Autre serait la question de savoir si une telle terrasse devrait compter dans le coefficient d'occupation du sol; ce problème ne se pose toutefois pas en l'espèce, la zone de faible densité n'étant pas soumise à un tel coefficient.

e) Enfin, le recourant dénonce en bref un usage excessif des possibilités de bâtir. Il soutient à cet égard que la SBPU correspond à l'extrême limite admissible par rapport au CUS et que la multiplication des ouvrages tels que garage couvert et piscine contournent les exigences de l'art. 16 RCAT. Du reste, le cube SIA annoncé, de 1'575 m3, serait doublé par rapport à la construction existante.

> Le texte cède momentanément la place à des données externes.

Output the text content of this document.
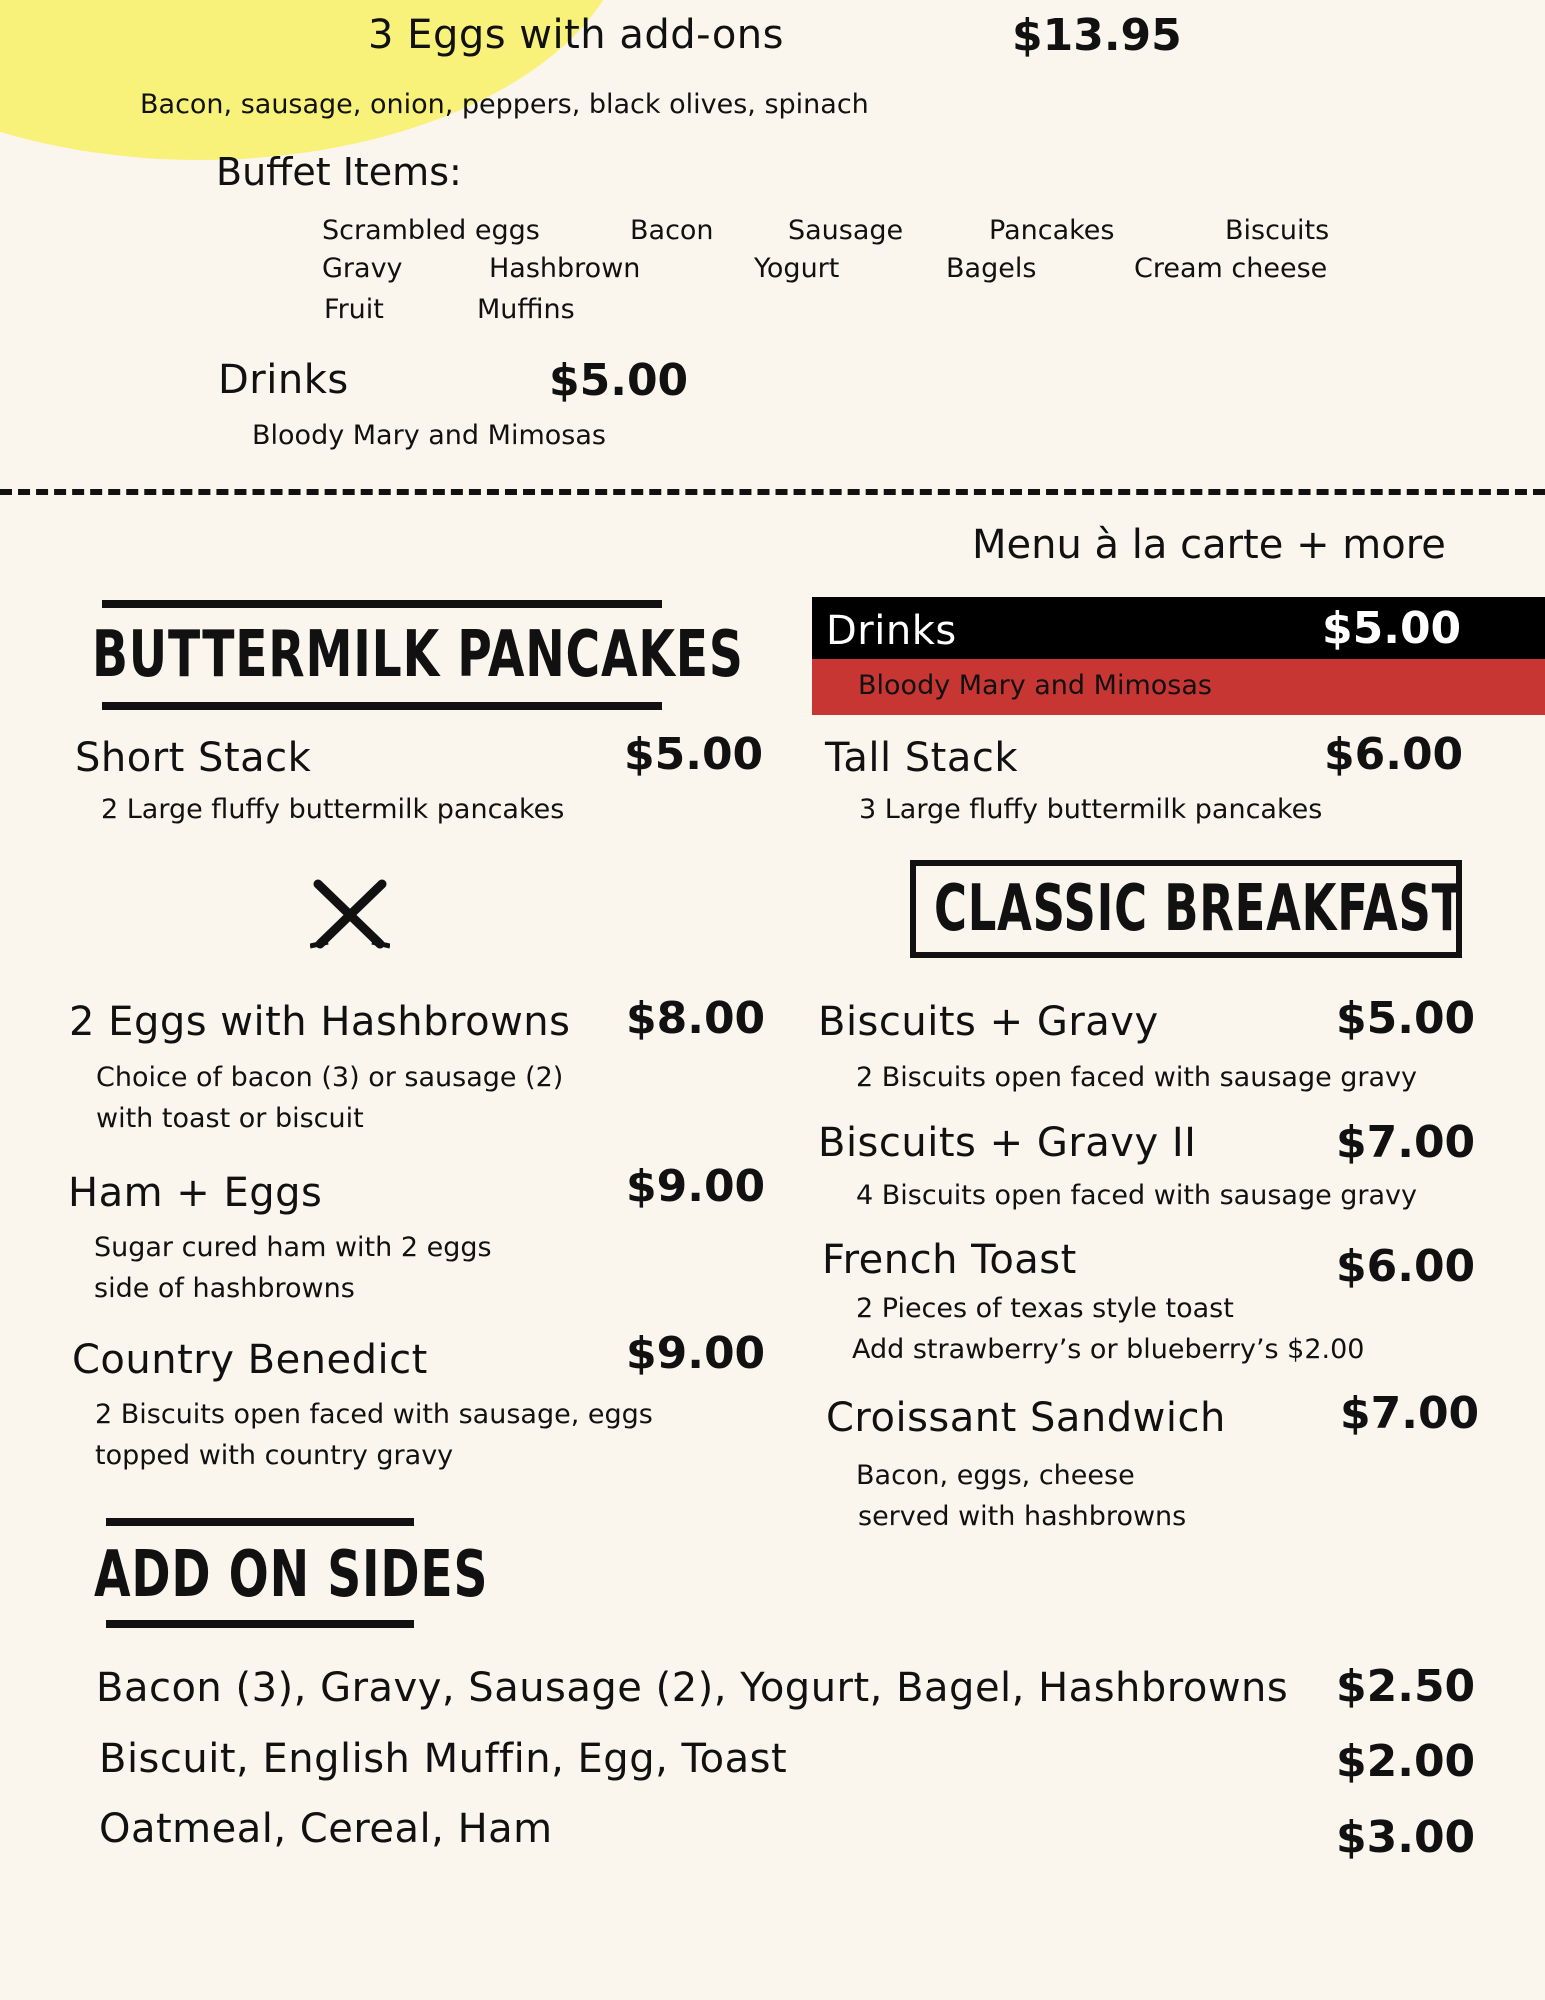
3 Eggs with add-ons	$13.95
Bacon, sausage, onion, peppers, black olives, spinach
Buffet Items:
Scrambled eggs	Bacon	Sausage	Pancakes	Biscuits
Gravy	Hashbrown	Yogurt	Bagels	Cream cheese
Fruit	Muffins
Drinks	$5.00
Bloody Mary and Mimosas
Menu à la carte + more
BUTTERMILK PANCAKES Drinks	$5.00
Bloody Mary and Mimosas
Short Stack	$5.00
2 Large fluffy buttermilk pancakes
Tall Stack	$6.00
3 Large fluffy buttermilk pancakes
CLASSIC BREAKFAST
2 Eggs with Hashbrowns $8.00
Choice of bacon (3) or sausage (2)
with toast or biscuit
Ham + Eggs	$9.00
Sugar cured ham with 2 eggs
side of hashbrowns
Country Benedict	$9.00
2 Biscuits open faced with sausage, eggs
topped with country gravy
Biscuits + Gravy	$5.00
2 Biscuits open faced with sausage gravy
Biscuits + Gravy II	$7.00
4 Biscuits open faced with sausage gravy
French Toast	$6.00
2 Pieces of texas style toast
Add strawberry’s or blueberry’s $2.00
Croissant Sandwich	$7.00
Bacon, eggs, cheese
served with hashbrowns
ADD ON SIDES
Bacon (3), Gravy, Sausage (2), Yogurt, Bagel, Hashbrowns $2.50
Biscuit, English Muffin, Egg, Toast	$2.00
Oatmeal, Cereal, Ham	$3.00
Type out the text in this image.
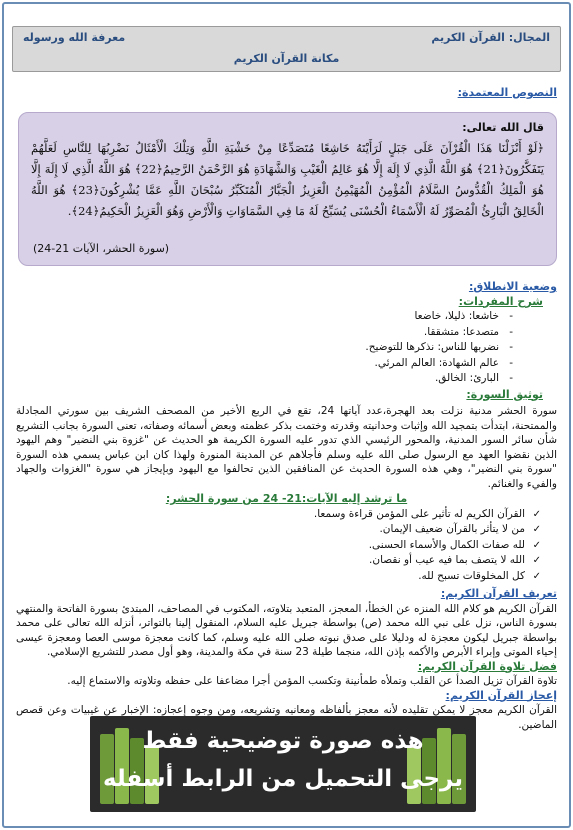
المجال: القرآن الكريم
معرفة الله ورسوله
مكانة القرآن الكريم
النصوص المعتمدة:
قال الله تعالى:
﴿لَوْ أَنْزَلْنَا هَذَا الْقُرْآنَ عَلَى جَبَلٍ لَرَأَيْتَهُ خَاشِعًا مُتَصَدِّعًا مِنْ خَشْيَةِ اللَّهِ وَتِلْكَ الْأَمْثَالُ نَضْرِبُهَا لِلنَّاسِ لَعَلَّهُمْ يَتَفَكَّرُونَ﴿21﴾ هُوَ اللَّهُ الَّذِي لَا إِلَهَ إِلَّا هُوَ عَالِمُ الْغَيْبِ وَالشَّهَادَةِ هُوَ الرَّحْمَنُ الرَّحِيمُ﴿22﴾ هُوَ اللَّهُ الَّذِي لَا إِلَهَ إِلَّا هُوَ الْمَلِكُ الْقُدُّوسُ السَّلَامُ الْمُؤْمِنُ الْمُهَيْمِنُ الْعَزِيزُ الْجَبَّارُ الْمُتَكَبِّرُ سُبْحَانَ اللَّهِ عَمَّا يُشْرِكُونَ﴿23﴾ هُوَ اللَّهُ الْخَالِقُ الْبَارِئُ الْمُصَوِّرُ لَهُ الْأَسْمَاءُ الْحُسْنَى يُسَبِّحُ لَهُ مَا فِي السَّمَاوَاتِ وَالْأَرْضِ وَهُوَ الْعَزِيزُ الْحَكِيمُ﴿24﴾.
(سورة الحشر، الآيات 21-24)
وضعية الانطلاق:
شرح المفردات:
- خاشعا: ذليلا، خاضعا
- متصدعا: متشققا.
- نضربها للناس: نذكرها للتوضيح.
- عالم الشهادة: العالم المرئي.
- البارئ: الخالق.
توثيق السورة:

سورة الحشر مدنية نزلت بعد الهجرة،عدد آياتها 24، تقع في الربع الأخير من المصحف الشريف بين سورتي المجادلة والممتحنة، ابتدأت بتمجيد الله وإثبات وحدانيته وقدرته وختمت بذكر عظمته وبعض أسمائه وصفاته، تعنى السورة بجانب التشريع شأن سائر السور المدنية، والمحور الرئيسي الذي تدور عليه السورة الكريمة هو الحديث عن "غزوة بني النضير" وهم اليهود الذين نقضوا العهد مع الرسول صلى الله عليه وسلم فأجلاهم عن المدينة المنورة ولهذا كان ابن عباس يسمي هذه السورة "سورة بني النضير"، وهي هذه السورة الحديث عن المنافقين الذين تحالفوا مع اليهود وبإيجاز هي سورة "الغزوات والجهاد والفيء والغنائم.

ما ترشد إليه الآيات:21- 24 من سورة الحشر:
✓ القرآن الكريم له تأثير على المؤمن قراءة وسمعا.
✓ من لا يتأثر بالقرآن ضعيف الإيمان.
✓ لله صفات الكمال والأسماء الحسنى.
✓ الله لا يتصف بما فيه عيب أو نقصان.
✓ كل المخلوقات تسبح لله.
تعريف القرآن الكريم:

القرآن الكريم هو كلام الله المنزه عن الخطأ، المعجز، المتعبد بتلاوته، المكتوب في المصاحف، المبتدئ بسورة الفاتحة والمنتهي بسورة الناس، نزل على نبي الله محمد (ص) بواسطة جبريل عليه السلام، المنقول إلينا بالتواتر، أنزله الله تعالى على محمد بواسطة جبريل ليكون معجزة له ودليلا على صدق نبوته صلى الله عليه وسلم، كما كانت معجزة موسى العصا ومعجزة عيسى إحياء الموتى وإبراء الأبرص والأكمه بإذن الله، منجما طيلة 23 سنة في مكة والمدينة، وهو أول مصدر للتشريع الإسلامي.

فضل تلاوة القرآن الكريم:

تلاوة القرآن تزيل الصدأ عن القلب وتملأه طمأنينة وتكسب المؤمن أجرا مضاعفا على حفظه وتلاوته والاستماع إليه.

إعجاز القرآن الكريم:

القرآن الكريم معجز لا يمكن تقليده لأنه معجز بألفاظه ومعانيه وتشريعه، ومن وجوه إعجازه: الإخبار عن غيبيات وعن قصص الماضين.

هذه صورة توضيحية فقط
يرجى التحميل من الرابط أسفله
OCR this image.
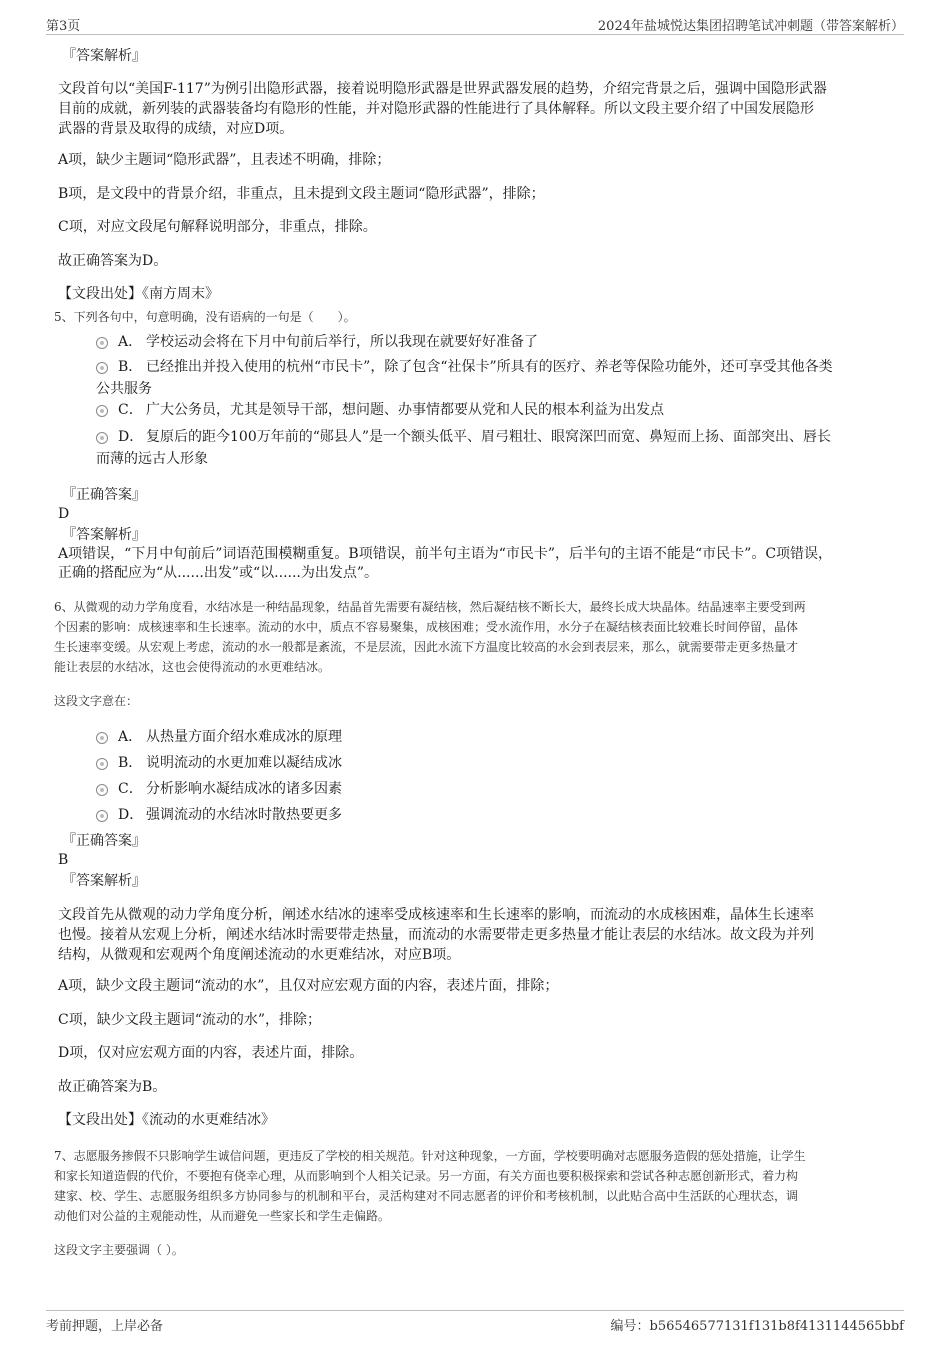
第3页	2024年盐城悦达集团招聘笔试冲刺题（带答案解析）
『答案解析』
文段首句以“美国F-117”为例引出隐形武器，接着说明隐形武器是世界武器发展的趋势，介绍完背景之后，强调中国隐形武器
目前的成就，新列装的武器装备均有隐形的性能，并对隐形武器的性能进行了具体解释。所以文段主要介绍了中国发展隐形
武器的背景及取得的成绩，对应D项。
A项，缺少主题词“隐形武器”，且表述不明确，排除；
B项，是文段中的背景介绍，非重点，且未提到文段主题词“隐形武器”，排除；
C项，对应文段尾句解释说明部分，非重点，排除。
故正确答案为D。
【文段出处】《南方周末》
5、下列各句中，句意明确，没有语病的一句是（　　）。
A． 学校运动会将在下月中旬前后举行，所以我现在就要好好准备了
B． 已经推出并投入使用的杭州“市民卡”，除了包含“社保卡”所具有的医疗、养老等保险功能外，还可享受其他各类
公共服务
C． 广大公务员，尤其是领导干部，想问题、办事情都要从党和人民的根本利益为出发点
D． 复原后的距今100万年前的“郧县人”是一个额头低平、眉弓粗壮、眼窝深凹而宽、鼻短而上扬、面部突出、唇长
而薄的远古人形象
『正确答案』
D
『答案解析』
A项错误，“下月中旬前后”词语范围模糊重复。B项错误，前半句主语为“市民卡”，后半句的主语不能是“市民卡”。C项错误，
正确的搭配应为“从......出发”或“以......为出发点”。
6、从微观的动力学角度看，水结冰是一种结晶现象，结晶首先需要有凝结核，然后凝结核不断长大，最终长成大块晶体。结晶速率主要受到两
个因素的影响：成核速率和生长速率。流动的水中，质点不容易聚集，成核困难；受水流作用，水分子在凝结核表面比较难长时间停留，晶体
生长速率变缓。从宏观上考虑，流动的水一般都是紊流，不是层流，因此水流下方温度比较高的水会到表层来，那么，就需要带走更多热量才
能让表层的水结冰，这也会使得流动的水更难结冰。
这段文字意在：
A． 从热量方面介绍水难成冰的原理
B． 说明流动的水更加难以凝结成冰
C． 分析影响水凝结成冰的诸多因素
D． 强调流动的水结冰时散热要更多
『正确答案』
B
『答案解析』
文段首先从微观的动力学角度分析，阐述水结冰的速率受成核速率和生长速率的影响，而流动的水成核困难，晶体生长速率
也慢。接着从宏观上分析，阐述水结冰时需要带走热量，而流动的水需要带走更多热量才能让表层的水结冰。故文段为并列
结构，从微观和宏观两个角度阐述流动的水更难结冰，对应B项。
A项，缺少文段主题词“流动的水”，且仅对应宏观方面的内容，表述片面，排除；
C项，缺少文段主题词“流动的水”，排除；
D项，仅对应宏观方面的内容，表述片面，排除。
故正确答案为B。
【文段出处】《流动的水更难结冰》
7、志愿服务掺假不只影响学生诚信问题，更违反了学校的相关规范。针对这种现象，一方面，学校要明确对志愿服务造假的惩处措施，让学生
和家长知道造假的代价，不要抱有侥幸心理，从而影响到个人相关记录。另一方面，有关方面也要积极探索和尝试各种志愿创新形式，着力构
建家、校、学生、志愿服务组织多方协同参与的机制和平台，灵活构建对不同志愿者的评价和考核机制，以此贴合高中生活跃的心理状态，调
动他们对公益的主观能动性，从而避免一些家长和学生走偏路。
这段文字主要强调（ ）。
考前押题，上岸必备	编号：b56546577131f131b8f4131144565bbf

Le projet incriminé étant réglementaire, ce grief doit être analysé sous l'angle de la clause d'esthétique prévue par l'art. 86 LATC, consacrée à Lutry par l'art. 24 RCAT. Selon cette dernière disposition, sont interdites toutes constructions de nature à compromettre l'aspect ou le caractère d'un site, d'une localité, d'un quartier ou d'une rue, ou à nuire à l'aspect d'un édifice de valeur historique, artistique ou pittoresque.

Selon la jurisprudence, il incombe au premier chef aux autorités municipales de veiller à l'aspect architectural des constructions; elles disposent à cet égard d'un large pouvoir d'appréciation (voir notamment ATF 115 Ia 370 consid. 3; 115 Ia 363, consid. 2; 115 Ia 114, consid. 3d). Ainsi, lorsqu'un plan de zones prévoit que des constructions d'un certain volume peuvent être édifiées, une interdiction de construire fondée sur l'art. 86 LATC, en raison du contraste formé par le volume du bâtiment projeté avec les constructions existantes, ne peut se justifier que par un intérêt public prépondérant. Il faut alors que l'utilisation des possibilités de construire réglementaires apparaisse comme étant déraisonnable et irrationnelle (ATF 101 Ia 213, spéc. p. 222 s.).

En l'espèce, on ne voit pas en quoi le projet entraînerait concrètement un aménagement excessif de la parcelle. De plus, le recourant n'indique pas les motifs pour lesquels les ouvrages incriminés iraient à l'encontre d'un intérêt public prépondérant.

Il ressort des considérants qui précèdent que la Municipalité a délivré à juste titre le permis de construire la villa prévue sur la parcelle 727.

5.                                Pour la bonne forme, il est précisé que les éventuelles promesses ou assurances intervenues entre le recourant, le vendeur et le notaire lors de l'acquisition de la parcelle 726 relèvent exclusivement du droit privé et sont irrelevantes dans la présente procédure.

6.                                Vu ce qui précède, le recours doit être rejeté et la décision attaquée confirmée. Au vu de ce résultat, il convient de mettre à la charge du recourant, qui n'a pas droit à des dépens, un émolument destiné à couvrir les frais de justice. Ayant procédé à l'aide d'un mandataire professionnel, les constructeurs ont également droit à des dépens, à la charge du recourant.

Par ces motifs
le Tribunal administratif
arrête :

I.                                   Le recours est rejeté.

II.                                 La décision de la Municipalité de Lutry du 27 juillet 2006 est confirmée.

III.                                Un émolument de justice, fixé à 2'500 fr. (deux mille cinq cents francs), est mis à la charge du recourant.

IV.                              Le recourant versera la somme de 1'000 (mille) francs à titre de dépens aux constructeurs, solidairement entre eux.

Lausanne, le 19 janvier 2007

                                                         La présidente :                                    
                                                                                                                 

 

 

Le présent arrêt est communiqué aux destinataires de l'avis d'envoi ci-joint.

La présente décision peut faire l'objet, dans les trente jours suivant sa notification, d'un recours au Tribunal fédéral. Le recours en matière de droit public s'exerce aux conditions des articles 82 ss de la loi du 17 juin 2005 sur le Tribunal fédéral (LTF - RS 173.110), le recours constitutionnel subsidiaire à celles des articles 113 ss LTF.